Last week, the NVCA's board, whose members include leading venture capital firms, agreed to create several blue ribbon committees to investigate the causes behind the dramatic decline in IPOs. Whether the falloff is due to regulation that emerged after the dot-com bust or the recent failure of investments banks, the committees are charged with recommending fixes that would get venture capital flowing again.
If there are no IPOs, "the economy as a whole starts to stagnate, because these are the companies that really create jobs and move the economy at the end of the day," said Mark Heesen, president of the NVCA.
There were no venture-backed IPOs issued in the second quarter of this year -- the first time that's happened since 1978. In announcing those results in July (download PDF), Heesen said it indicated a serious problem for the economy. "We view this quarter as 'the canary in the coal mine."
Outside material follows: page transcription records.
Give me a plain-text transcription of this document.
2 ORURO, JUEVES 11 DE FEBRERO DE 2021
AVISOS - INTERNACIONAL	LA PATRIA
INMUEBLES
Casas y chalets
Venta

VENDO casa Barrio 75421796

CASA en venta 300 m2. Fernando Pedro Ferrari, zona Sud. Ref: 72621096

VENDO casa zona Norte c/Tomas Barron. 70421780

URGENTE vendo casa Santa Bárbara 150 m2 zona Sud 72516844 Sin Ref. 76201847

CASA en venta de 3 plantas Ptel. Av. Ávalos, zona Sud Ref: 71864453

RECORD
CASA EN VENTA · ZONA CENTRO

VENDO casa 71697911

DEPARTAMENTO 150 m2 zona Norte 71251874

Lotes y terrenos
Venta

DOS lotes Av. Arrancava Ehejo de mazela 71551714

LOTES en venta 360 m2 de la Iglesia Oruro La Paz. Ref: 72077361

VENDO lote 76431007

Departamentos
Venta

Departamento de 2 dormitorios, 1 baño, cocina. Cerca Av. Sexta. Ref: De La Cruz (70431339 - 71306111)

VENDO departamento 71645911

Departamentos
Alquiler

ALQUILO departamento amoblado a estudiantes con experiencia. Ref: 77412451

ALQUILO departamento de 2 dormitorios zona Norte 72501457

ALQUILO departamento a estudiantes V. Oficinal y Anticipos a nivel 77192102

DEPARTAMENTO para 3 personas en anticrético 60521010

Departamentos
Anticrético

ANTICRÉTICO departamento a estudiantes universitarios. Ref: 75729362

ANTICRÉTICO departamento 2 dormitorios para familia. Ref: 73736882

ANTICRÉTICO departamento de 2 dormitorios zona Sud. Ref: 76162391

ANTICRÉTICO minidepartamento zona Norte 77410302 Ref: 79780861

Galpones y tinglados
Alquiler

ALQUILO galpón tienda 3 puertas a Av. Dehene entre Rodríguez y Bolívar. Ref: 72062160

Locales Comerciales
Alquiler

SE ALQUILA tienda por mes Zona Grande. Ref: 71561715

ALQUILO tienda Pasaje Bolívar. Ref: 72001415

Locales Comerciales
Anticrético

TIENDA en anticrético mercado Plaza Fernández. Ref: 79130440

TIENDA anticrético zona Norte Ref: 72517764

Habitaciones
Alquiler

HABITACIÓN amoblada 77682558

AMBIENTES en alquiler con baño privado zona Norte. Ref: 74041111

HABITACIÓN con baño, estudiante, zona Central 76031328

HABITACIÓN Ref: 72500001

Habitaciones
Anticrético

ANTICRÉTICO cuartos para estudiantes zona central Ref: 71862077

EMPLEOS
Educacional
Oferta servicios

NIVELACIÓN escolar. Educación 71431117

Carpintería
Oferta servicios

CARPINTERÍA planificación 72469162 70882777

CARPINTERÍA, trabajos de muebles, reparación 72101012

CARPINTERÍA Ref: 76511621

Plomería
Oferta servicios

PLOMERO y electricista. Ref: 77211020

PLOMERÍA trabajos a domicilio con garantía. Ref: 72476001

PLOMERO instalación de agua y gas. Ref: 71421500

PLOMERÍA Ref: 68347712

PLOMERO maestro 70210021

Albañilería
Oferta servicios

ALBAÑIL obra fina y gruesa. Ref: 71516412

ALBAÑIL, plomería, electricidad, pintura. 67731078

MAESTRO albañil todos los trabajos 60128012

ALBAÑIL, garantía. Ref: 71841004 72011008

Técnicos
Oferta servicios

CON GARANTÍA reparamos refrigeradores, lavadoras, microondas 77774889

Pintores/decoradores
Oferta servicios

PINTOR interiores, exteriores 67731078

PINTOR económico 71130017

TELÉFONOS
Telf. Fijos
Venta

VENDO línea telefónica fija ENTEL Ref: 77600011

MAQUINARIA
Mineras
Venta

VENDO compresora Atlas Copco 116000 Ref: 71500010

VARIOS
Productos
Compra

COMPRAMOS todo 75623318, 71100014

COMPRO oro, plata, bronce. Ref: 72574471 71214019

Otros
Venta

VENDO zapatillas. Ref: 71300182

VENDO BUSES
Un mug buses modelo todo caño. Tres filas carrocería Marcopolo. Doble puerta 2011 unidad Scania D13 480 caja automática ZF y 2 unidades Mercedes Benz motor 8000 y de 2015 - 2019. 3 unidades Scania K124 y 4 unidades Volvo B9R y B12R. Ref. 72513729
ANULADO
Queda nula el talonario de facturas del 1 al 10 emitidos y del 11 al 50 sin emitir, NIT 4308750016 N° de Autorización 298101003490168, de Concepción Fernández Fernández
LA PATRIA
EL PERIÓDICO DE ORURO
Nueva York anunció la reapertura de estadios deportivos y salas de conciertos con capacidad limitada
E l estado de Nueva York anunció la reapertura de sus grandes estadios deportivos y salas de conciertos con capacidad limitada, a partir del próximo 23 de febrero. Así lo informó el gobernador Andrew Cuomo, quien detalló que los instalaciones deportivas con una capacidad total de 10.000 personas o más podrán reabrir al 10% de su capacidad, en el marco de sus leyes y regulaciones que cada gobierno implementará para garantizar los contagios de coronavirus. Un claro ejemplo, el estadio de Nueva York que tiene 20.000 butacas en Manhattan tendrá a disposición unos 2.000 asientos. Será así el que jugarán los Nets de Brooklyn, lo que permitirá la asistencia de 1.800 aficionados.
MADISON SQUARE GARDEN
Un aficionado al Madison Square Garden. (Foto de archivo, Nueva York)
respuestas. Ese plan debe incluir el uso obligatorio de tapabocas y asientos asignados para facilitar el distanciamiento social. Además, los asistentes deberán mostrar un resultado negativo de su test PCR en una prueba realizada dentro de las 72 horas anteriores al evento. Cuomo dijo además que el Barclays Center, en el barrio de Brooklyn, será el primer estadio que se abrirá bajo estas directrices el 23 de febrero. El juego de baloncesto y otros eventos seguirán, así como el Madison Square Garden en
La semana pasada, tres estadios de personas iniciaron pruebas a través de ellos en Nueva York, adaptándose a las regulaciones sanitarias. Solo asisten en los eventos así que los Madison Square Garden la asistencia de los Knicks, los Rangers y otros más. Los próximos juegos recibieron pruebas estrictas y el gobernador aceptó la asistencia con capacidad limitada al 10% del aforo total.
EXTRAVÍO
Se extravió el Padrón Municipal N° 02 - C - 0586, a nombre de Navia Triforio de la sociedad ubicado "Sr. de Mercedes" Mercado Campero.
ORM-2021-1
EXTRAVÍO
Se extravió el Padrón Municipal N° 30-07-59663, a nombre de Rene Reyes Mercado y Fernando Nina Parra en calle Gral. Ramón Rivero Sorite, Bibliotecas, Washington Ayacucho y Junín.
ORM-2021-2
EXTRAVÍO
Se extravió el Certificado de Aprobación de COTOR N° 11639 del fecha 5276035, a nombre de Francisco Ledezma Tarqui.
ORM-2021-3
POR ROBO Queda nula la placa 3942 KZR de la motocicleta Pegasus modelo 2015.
Two months later the world found out what killed the canary.
PricewaterhouseCoopers, in a report released Monday (download PDF), said the venture-backed IPO market is now at a 30-year low -- even though venture capital firms are continuing to invest and "raising funds at a steady pace." That means it may take longer for a company to move to a public offering, but the firm will be "even more stable" once the IPO takes place.
Venture capital can be a risky business, with IPOs often the payoff for an investment. So it's not surprising that venture capital firms have continued to make substantial investments in new firms, such as Facebook. In the second quarter of this year, venture capitalists invested US$7.4 billion in 990 deals, with the software industry getting 219 deals valued at US$1.25 billion. But if it becomes increasingly difficult to take companies public, it may become harder for start-ups to get funding.
In the dot-com era, Silicon Valley's tech industry had ready access to boutique investment firms that were ultimately taken over by the big New York firms, said Mark Jensen, national managing partner of Deloitte's Venture Capital Services. With Lehman and Bear Stearns now gone, "that's a radical transformation on Wall Street that we're just beginning to see and think about what the consequences will be."